Особое развитие получают в современной России маргинальные и диффузные формы культурных и цивилизационных процессов; общество все более атомизируется, усиливается аморфность и размытость всех смысловых границ, социокультурных форм и интересов, субъективно переживаемые и деятелями культуры, и рядовыми потребителями культурной продукции как падение национальной культуры или даже “антикультура”. Столкновение же традиционализма (подчас принимающего все более крайние фундаменталистские формы) с модернизацией (также тяготеющей к экстремальным проявлениям) приводит к возникновению непредсказуемых и парадоксальных феноменов.

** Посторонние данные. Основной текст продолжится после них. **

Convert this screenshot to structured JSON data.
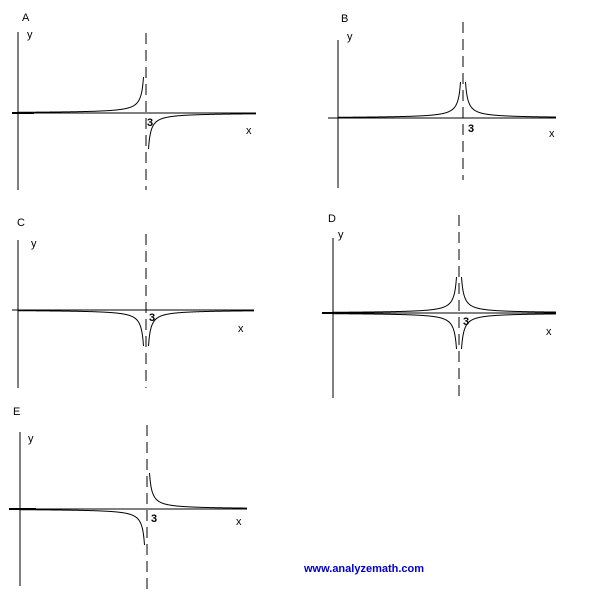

Так, место традиционных мировых религий (в частности, русского православия) в постсоветском десекуляризованном обществе все чаще начинают занимать религиозный модернизм или фундаменталистский экстремизм, сектантство, эзотеризм, мистицизм, провоцирующие решительную борьбу с ними не только господствующих церковных институтов, но и официальных государственных органов власти и административных учреждений (жупел “тоталитарных” сект).

Таким образом, атрибут “эристичности” неизбежно распространяется с отдельных маргинально-диффузных явлений и процессов на все уровни и слои, формы и институты российской культуры. Периферийные образования перемещаются в центр, обретая статус “ядерных” структур и определяя собой характер и смысл социокультурного целого. Маргинальность становится системообразующим фактором всей культуры и даже переносится на цивилизационные процессы. Это фактически закрепляет состояние переходности за российской цивилизацией. Весь вопрос заключается в том, от чего и к чему происходит культурно-исторический и цивилизационный переход; носит ли он, условно говоря, "прогрессивный", созидательный характер или, напротив, разрушительный характер, что может означать временный или фатальный "регресс" данной культуры и цивилизации. Точный прогноз "смутных", переходных процессов оказывается весьма проблематичным и условным. Известно, например, что и "бунташный" XVII век, и Октябрьская революция в ХХ в. — с последующей Гражданской войной — казались современникам национальной катастрофой России, граничащей с окончательной гибелью цивилизации и культуры. Однако в каждом предшествующем кризисе, благодаря эристическим механизмам, культура быстро и радикально трансформировалась, а цивилизация находила в себе новые резервы для выживания и смыслового обновления.